We've discussed Eurus at length over on the TFP thread, but it's gotten pretty jumbled up with a host of other discussions. So here's a place to sort out what we do and don't know about her; theories, observations, questions, etc.

  • Like 1
Posted

So I'll start!

One of the issues we've been puzzling over is the two different aspects of Eurus as presented in TFP; the adult Eurus that has taken over the prison of Sherrinford, and the little girl on the plane.

The little girl clearly represents Eurus' feelings of being disconnected from the rest of the world. But she's also a "real" figure, in the sense that she has conversations with Sherlock.
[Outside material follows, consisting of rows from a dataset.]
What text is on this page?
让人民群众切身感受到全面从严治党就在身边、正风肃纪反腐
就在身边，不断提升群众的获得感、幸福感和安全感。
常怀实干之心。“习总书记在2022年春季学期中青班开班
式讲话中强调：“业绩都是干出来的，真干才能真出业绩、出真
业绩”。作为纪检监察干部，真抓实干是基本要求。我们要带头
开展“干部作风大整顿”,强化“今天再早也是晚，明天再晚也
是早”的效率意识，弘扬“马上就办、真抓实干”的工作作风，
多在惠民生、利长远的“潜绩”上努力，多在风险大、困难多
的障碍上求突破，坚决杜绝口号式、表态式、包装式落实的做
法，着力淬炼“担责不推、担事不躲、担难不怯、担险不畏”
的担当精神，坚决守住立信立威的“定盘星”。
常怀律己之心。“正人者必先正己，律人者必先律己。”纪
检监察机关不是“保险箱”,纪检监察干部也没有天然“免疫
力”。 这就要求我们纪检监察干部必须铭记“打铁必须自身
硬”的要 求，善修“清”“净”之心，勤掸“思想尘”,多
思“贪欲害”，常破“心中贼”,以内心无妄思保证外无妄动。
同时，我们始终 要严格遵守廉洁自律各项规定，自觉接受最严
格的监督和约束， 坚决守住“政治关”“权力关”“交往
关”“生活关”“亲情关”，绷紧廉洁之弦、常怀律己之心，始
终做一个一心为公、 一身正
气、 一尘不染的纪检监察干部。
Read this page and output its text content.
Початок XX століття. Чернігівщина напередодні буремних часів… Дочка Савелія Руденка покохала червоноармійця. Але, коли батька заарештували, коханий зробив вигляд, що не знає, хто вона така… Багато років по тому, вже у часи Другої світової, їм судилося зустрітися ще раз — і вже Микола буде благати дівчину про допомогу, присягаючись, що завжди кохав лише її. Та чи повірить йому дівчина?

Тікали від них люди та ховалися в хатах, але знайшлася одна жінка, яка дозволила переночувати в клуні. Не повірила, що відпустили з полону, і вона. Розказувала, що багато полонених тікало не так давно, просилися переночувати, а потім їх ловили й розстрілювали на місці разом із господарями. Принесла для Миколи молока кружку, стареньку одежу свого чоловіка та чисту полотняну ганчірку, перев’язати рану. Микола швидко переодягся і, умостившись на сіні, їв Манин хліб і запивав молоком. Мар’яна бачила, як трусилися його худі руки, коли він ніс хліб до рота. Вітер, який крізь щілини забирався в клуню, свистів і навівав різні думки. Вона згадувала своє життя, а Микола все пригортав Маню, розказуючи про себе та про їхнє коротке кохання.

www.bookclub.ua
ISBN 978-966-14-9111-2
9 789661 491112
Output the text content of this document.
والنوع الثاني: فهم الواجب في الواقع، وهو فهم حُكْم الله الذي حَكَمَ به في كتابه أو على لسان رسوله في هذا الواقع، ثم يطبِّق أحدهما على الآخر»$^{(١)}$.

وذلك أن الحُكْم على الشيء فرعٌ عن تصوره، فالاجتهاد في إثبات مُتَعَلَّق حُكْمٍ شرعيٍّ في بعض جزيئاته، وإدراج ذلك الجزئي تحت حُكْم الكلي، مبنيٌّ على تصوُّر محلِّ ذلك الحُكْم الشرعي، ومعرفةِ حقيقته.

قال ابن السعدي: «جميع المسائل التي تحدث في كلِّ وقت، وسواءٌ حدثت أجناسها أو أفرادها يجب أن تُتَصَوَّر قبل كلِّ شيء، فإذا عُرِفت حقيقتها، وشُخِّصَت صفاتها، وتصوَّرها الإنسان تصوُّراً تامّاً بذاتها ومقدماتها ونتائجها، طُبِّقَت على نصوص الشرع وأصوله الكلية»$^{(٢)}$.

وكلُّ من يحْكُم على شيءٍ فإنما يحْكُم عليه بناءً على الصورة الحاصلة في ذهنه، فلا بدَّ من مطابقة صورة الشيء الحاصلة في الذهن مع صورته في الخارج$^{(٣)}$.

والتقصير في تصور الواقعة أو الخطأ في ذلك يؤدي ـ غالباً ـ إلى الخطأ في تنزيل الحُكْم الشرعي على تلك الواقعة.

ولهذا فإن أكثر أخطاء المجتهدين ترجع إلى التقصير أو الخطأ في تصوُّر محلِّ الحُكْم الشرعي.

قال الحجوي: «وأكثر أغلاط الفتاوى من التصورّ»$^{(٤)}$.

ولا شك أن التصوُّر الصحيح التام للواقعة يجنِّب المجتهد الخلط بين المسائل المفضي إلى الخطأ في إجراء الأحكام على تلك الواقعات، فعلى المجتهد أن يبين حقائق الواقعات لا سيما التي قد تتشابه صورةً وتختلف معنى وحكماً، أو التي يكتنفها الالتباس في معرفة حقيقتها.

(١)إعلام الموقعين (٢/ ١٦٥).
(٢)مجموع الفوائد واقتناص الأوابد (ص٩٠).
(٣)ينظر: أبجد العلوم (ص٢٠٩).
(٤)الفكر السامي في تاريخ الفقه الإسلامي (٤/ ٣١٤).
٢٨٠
So does Eurus have control over when the "little girl" side of her comes out? Or does she come out at random? Is the little girl really a separate personality? Or just a role that Eurus plays?

 

And most important to me ... why was Eurus in "little girl" mode when Sherlock found her in her room? Was it something he did that brought out that side of her? That's what I would prefer, but if that's it, I can't figure out what it was he did.

 

Or was he just "lucky", and she just happened to be in that mode when he found her? Because if she'd been in her adult psychopath mode, wouldn't she have tried to kill him, or refused to help him, or run off, or something?

 

Or did she retreat to that mode on purpose because ... uh, why? Because she wanted Sherlock to rescue her? Then why go through all that other stuff? Or is she just so crazy that there's no rhyme or reason to any of it?

 

Okay, a million other questions, but that will do to start with...

  • Like 1
Posted

Thank you, Arcadia! I have been wanting to make a villains thread but you beat me to it and there's most to talk about concerning Euros anyway.

 

Don't have time to really spell out my thoughts right now (off to work) but I will be back later so... Be warned! :-p

  • Like 1
Posted

So I'll start!

 

Or did she retreat to that mode on purpose because ... uh, why? Because she wanted Sherlock to rescue her? Then why go through all that other stuff? Or is she just so crazy that there's no rhyme or reason to any of it?

 

 

I'll go for this one. I think that a part of Euros wanted to kill Sherlock, another part of her knew she was in trouble, that she needed help. A third part of her was too proud to ask for help and a fourth part loved Sherlock and Mycroft as her family.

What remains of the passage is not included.